There were lots of stories to tell. On his first date with Dori Corfitzen, who would become his second wife, he repossessed a Cadillac from Jimmy Fratianno, an organized-crime boss known as the Weasel.

In addition to his stepdaughter, Gillian, of Antioch, Calif., he is survived by his wife; a stepson, Timothy Gould of Carson, Calif.; and two step-grandchildren.

Mr. Gores sold his first story in 1957 to Manhunt, one of the last of the pulp magazines. After earning a master’s degree in English literature from Stanford University, he taught English at a boy’s secondary school in Kenya and pondered his future as a writer.

“While living in Africa, I read Robert Ardrey’s ‘African Genesis,’ and a few years later Joseph Campbell’s ‘The Hero with a Thousand Faces,’ “ he told the reference work Contemporary Authors. “From these I came to understand what my basic fictional theme was: a hero who has been stripped of society’s defenses must overcome danger and death armed only with the genetic survival skills inherited from his prehuman ancestors.”

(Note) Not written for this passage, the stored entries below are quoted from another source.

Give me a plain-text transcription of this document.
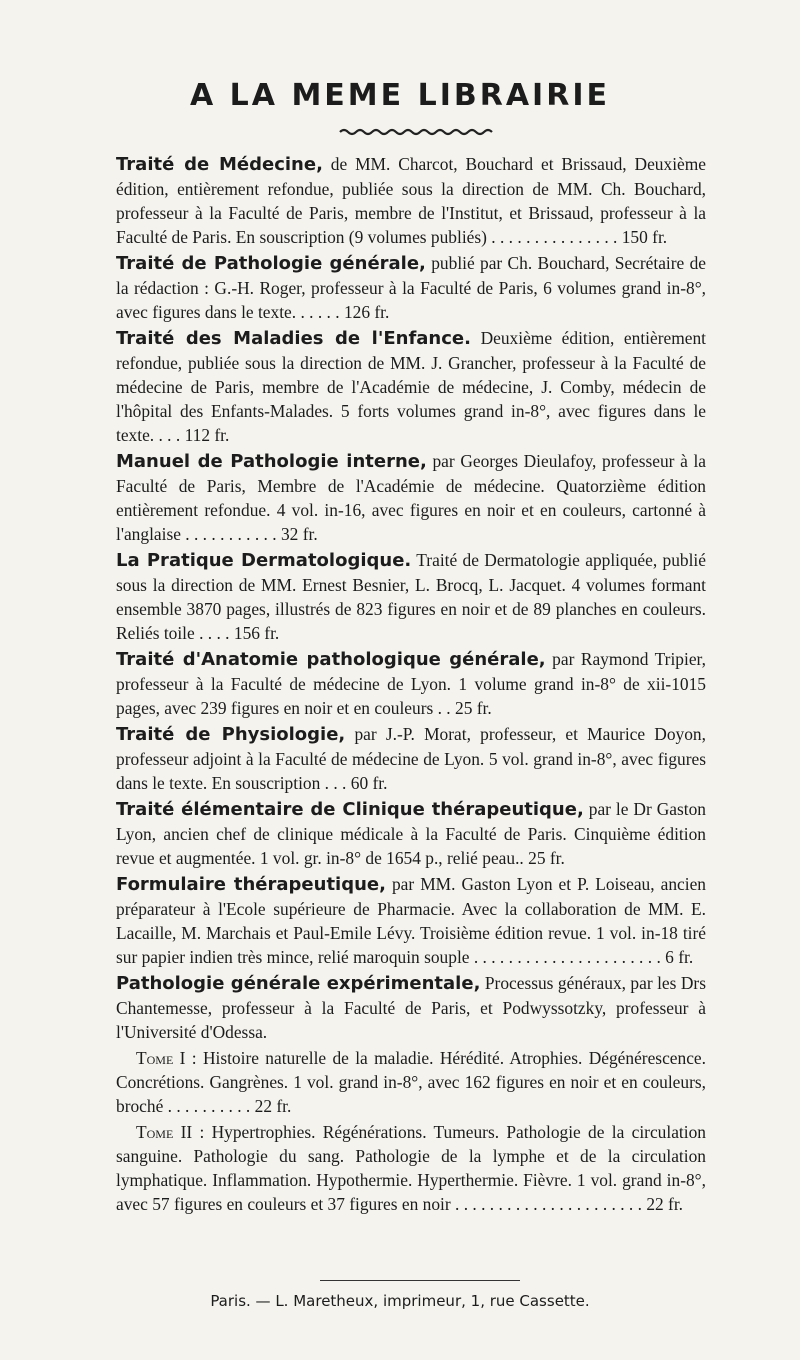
A LA MEME LIBRAIRIE
Traité de Médecine, de MM. Charcot, Bouchard et Brissaud, Deuxième édition, entièrement refondue, publiée sous la direction de MM. Ch. Bouchard, professeur à la Faculté de Paris, membre de l'Institut, et Brissaud, professeur à la Faculté de Paris. En souscription (9 volumes publiés) . . . . . . . . . . . . . . . 150 fr.
Traité de Pathologie générale, publié par Ch. Bouchard, Secrétaire de la rédaction : G.-H. Roger, professeur à la Faculté de Paris, 6 volumes grand in-8°, avec figures dans le texte. . . . . . 126 fr.
Traité des Maladies de l'Enfance. Deuxième édition, entièrement refondue, publiée sous la direction de MM. J. Grancher, professeur à la Faculté de médecine de Paris, membre de l'Académie de médecine, J. Comby, médecin de l'hôpital des Enfants-Malades. 5 forts volumes grand in-8°, avec figures dans le texte. . . . 112 fr.
Manuel de Pathologie interne, par Georges Dieulafoy, professeur à la Faculté de Paris, Membre de l'Académie de médecine. Quatorzième édition entièrement refondue. 4 vol. in-16, avec figures en noir et en couleurs, cartonné à l'anglaise . . . . . . . . . . . 32 fr.
La Pratique Dermatologique. Traité de Dermatologie appliquée, publié sous la direction de MM. Ernest Besnier, L. Brocq, L. Jacquet. 4 volumes formant ensemble 3870 pages, illustrés de 823 figures en noir et de 89 planches en couleurs. Reliés toile . . . . 156 fr.
Traité d'Anatomie pathologique générale, par Raymond Tripier, professeur à la Faculté de médecine de Lyon. 1 volume grand in-8° de xii-1015 pages, avec 239 figures en noir et en couleurs . . 25 fr.
Traité de Physiologie, par J.-P. Morat, professeur, et Maurice Doyon, professeur adjoint à la Faculté de médecine de Lyon. 5 vol. grand in-8°, avec figures dans le texte. En souscription . . . 60 fr.
Traité élémentaire de Clinique thérapeutique, par le Dr Gaston Lyon, ancien chef de clinique médicale à la Faculté de Paris. Cinquième édition revue et augmentée. 1 vol. gr. in-8° de 1654 p., relié peau.. 25 fr.
Formulaire thérapeutique, par MM. Gaston Lyon et P. Loiseau, ancien préparateur à l'Ecole supérieure de Pharmacie. Avec la collaboration de MM. E. Lacaille, M. Marchais et Paul-Emile Lévy. Troisième édition revue. 1 vol. in-18 tiré sur papier indien très mince, relié maroquin souple . . . . . . . . . . . . . . . . . . . . . . 6 fr.
Pathologie générale expérimentale, Processus généraux, par les Drs Chantemesse, professeur à la Faculté de Paris, et Podwyssotzky, professeur à l'Université d'Odessa.
Tome I : Histoire naturelle de la maladie. Hérédité. Atrophies. Dégénérescence. Concrétions. Gangrènes. 1 vol. grand in-8°, avec 162 figures en noir et en couleurs, broché . . . . . . . . . . 22 fr.
Tome II : Hypertrophies. Régénérations. Tumeurs. Pathologie de la circulation sanguine. Pathologie du sang. Pathologie de la lymphe et de la circulation lymphatique. Inflammation. Hypothermie. Hyperthermie. Fièvre. 1 vol. grand in-8°, avec 57 figures en couleurs et 37 figures en noir . . . . . . . . . . . . . . . . . . . . . . 22 fr.
Paris. — L. Maretheux, imprimeur, 1, rue Cassette.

In addition to a half-dozen DKA novels, notably “Gone, No Forwarding“ (1978) and the farcical “32 Cadillacs“ (1992), he wrote “Interface“ (1974), “Come Morning“ (1986) and “Glass Tiger“ (2006), as well as the semi-autobiographical “Cases“ (1999).

He wrote many screenplays, as well as television scripts for the series “B. L. Stryker” (for which he was a story editor), “Remington Steele,” and “Magnum, P. I.” One of his scripts for “Kojak,” “No Immunity for Murder,” won an Edgar Award in 1976.